The good news: cigarette smoking is down, to around 17% of Americans. I believe that’s an all-time low. But cigarettes continue to play a main role in fatalities, including 29% of cancer deaths.

I imagine that when we include all smoking-related health problems, the annual death toll approaches a thousand a day. That’s a city the size of New Orleans, lost every year. Obviously we still have a long way to go.

This where e-cigarettes come in. Experts have expressed concern that we’re not using them often enough. An article on the subject notes the bankruptcy of one major e-cigarette manufacturer.

It does seem clear from research that e-cigarettes can help some smokers quit. Or perhaps more accurately, to cut down. Of the dozen smokers of my acquaintance who’ve gone the e-cig route, only one has actually quit smoking altogether. The others periodically relapse to cigarettes, or trade off between e-cigs and the real thing– often in the same day.

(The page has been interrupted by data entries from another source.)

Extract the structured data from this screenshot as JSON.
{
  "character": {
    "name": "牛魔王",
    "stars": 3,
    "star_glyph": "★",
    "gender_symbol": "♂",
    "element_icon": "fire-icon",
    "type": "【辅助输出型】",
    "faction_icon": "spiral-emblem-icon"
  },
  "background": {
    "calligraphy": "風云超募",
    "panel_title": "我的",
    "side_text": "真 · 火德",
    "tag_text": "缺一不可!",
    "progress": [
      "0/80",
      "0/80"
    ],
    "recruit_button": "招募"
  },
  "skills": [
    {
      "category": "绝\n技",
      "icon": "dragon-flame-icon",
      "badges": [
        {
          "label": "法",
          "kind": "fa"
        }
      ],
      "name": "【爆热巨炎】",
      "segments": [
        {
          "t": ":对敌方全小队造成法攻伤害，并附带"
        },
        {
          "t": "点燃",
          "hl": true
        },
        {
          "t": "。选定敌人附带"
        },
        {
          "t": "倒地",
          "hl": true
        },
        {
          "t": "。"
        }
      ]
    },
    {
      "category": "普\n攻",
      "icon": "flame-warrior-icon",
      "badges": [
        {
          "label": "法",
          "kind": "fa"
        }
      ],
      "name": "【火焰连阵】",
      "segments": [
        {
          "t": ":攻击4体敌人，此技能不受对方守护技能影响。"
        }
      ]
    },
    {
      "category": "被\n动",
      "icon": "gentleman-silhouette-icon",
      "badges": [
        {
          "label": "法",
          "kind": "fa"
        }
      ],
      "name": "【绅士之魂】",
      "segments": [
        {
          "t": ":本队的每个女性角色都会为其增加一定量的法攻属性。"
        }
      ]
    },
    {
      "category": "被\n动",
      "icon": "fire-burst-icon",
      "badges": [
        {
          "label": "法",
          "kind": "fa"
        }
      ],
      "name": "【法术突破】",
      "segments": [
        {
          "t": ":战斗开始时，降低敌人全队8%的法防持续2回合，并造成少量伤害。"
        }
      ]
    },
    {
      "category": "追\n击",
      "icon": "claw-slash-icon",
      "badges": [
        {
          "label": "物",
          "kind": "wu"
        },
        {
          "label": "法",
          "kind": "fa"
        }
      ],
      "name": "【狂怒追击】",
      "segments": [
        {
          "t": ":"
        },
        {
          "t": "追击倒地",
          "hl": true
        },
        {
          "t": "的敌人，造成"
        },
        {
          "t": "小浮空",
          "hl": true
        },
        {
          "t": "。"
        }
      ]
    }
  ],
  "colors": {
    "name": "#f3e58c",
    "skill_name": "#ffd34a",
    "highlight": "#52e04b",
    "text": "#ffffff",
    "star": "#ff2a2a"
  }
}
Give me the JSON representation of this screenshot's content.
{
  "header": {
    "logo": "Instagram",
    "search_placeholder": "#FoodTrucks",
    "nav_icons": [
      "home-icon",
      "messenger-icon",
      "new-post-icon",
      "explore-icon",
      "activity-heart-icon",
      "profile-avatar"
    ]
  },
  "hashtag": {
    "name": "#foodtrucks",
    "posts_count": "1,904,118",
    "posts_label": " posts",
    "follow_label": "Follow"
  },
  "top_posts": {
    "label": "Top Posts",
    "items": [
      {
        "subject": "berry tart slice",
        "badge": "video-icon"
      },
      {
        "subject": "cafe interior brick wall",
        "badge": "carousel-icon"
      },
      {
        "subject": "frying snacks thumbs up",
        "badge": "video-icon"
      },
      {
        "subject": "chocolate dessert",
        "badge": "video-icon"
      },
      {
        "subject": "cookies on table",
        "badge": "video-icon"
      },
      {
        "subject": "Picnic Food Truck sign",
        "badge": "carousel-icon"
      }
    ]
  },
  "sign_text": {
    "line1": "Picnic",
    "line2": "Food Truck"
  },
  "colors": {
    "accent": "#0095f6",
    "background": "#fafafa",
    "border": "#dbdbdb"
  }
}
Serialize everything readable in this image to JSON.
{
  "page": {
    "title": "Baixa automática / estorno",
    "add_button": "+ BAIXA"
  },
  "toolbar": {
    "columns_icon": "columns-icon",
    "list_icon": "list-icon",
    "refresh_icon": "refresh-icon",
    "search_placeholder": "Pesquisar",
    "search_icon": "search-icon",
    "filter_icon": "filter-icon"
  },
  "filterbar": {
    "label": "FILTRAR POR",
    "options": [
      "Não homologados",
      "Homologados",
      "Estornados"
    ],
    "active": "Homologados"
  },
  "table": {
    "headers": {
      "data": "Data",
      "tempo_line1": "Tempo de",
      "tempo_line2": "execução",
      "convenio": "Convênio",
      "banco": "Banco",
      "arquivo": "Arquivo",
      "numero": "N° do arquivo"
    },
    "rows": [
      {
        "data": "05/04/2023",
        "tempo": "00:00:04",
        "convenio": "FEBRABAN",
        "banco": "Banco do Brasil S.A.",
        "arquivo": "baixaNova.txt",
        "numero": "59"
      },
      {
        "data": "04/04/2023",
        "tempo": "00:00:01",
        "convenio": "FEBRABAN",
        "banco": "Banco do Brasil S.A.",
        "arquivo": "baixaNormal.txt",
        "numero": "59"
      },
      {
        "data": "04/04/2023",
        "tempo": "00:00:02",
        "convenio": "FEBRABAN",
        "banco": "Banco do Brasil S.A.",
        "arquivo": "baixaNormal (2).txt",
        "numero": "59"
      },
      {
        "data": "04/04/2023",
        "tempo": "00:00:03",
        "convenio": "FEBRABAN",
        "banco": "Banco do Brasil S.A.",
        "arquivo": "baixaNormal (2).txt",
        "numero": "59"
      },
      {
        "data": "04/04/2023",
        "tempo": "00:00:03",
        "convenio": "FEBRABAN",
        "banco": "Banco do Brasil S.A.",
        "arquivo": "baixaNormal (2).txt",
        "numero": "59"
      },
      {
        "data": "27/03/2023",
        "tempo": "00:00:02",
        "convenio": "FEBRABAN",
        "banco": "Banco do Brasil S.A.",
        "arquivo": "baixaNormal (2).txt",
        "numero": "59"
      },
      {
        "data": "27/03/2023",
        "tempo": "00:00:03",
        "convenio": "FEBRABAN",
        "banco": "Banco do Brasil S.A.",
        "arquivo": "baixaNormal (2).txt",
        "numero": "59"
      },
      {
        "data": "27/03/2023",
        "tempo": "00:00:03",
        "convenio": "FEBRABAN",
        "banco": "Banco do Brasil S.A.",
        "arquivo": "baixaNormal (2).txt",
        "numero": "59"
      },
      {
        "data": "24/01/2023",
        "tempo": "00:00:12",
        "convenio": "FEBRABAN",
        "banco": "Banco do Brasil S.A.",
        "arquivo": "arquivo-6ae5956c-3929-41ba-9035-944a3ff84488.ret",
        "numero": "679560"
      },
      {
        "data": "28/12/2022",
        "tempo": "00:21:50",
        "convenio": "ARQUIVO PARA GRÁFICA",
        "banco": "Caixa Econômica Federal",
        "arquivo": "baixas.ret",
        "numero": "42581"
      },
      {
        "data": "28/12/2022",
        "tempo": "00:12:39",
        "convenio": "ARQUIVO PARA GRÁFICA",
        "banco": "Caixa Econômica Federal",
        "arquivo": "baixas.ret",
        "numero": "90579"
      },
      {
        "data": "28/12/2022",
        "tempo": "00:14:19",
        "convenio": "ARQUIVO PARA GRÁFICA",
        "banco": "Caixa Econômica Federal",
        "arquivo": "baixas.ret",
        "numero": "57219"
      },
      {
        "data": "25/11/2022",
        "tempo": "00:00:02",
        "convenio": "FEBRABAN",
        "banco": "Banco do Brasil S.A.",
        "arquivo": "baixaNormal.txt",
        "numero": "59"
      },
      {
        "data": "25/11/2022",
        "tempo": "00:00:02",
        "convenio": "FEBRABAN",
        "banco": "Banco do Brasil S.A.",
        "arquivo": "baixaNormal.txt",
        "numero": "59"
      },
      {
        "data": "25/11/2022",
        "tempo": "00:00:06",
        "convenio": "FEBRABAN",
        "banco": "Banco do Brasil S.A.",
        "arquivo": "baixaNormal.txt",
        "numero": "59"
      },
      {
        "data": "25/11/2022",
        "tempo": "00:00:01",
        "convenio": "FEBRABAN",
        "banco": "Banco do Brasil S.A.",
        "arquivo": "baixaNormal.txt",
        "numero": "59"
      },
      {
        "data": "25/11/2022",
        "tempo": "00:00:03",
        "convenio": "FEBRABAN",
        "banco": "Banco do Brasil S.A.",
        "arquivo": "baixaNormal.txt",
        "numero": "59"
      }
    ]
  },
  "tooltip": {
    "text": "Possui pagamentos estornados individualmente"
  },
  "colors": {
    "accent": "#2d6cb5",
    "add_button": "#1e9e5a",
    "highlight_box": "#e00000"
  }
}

I’ve been told that this is because conventional e-cigs, including those offered by tobacco companies, are no more than an imperfect substitute for the sensation of smoking. They don’t deliver the rush of a cigarette. Which may be why so many smokers have turned to stronger devices, and the practice of vaping.

You’ve probably noticed the proliferation of “Vape” shops in strip malls– maybe you’ve seen a kid  on the corner, spinning a sign. These shops carry “vape pens” with electronic innards that permit the user to control the amount of vapor released. These can be quite potent and abuse of same has motivated  efforts to ban electronic smoking devices altogether.

I don’t know how to do that without creating yet another black market, but I imagine some states will try.

Helps to think of an electronic cigarette as just another drug delivery device, along the lines of a high-tech crack pipe, capable of carrying a number of different substances to the brain. Oils of nicotine and cannabis together, for example, or a variety of chemicals of the sort used in so-called ‘synthetic’ marijuana. The pen simply heats it up to produce an intoxicating vapor. There’s no way for observers to determine exactly what’s being smoked at any given time, especially if an additive masks the odor.

Another consideration: Whether the popularity of such devices among youth (and they are popular) will eventually open a pathway to cigarette smoking at a later age– the way prescription painkillers opened the way to heroin. There’s a vigorous debate on that subject, so I’ll leave it for the moment. But with 37% of US teens reporting experimentation with vaping, the potential for trouble is there.

I sure hope that, in the pursuit of a greater good, science hasn’t let another genie out of the bottle, and the rest of us are now forced to scramble for ways to put it back.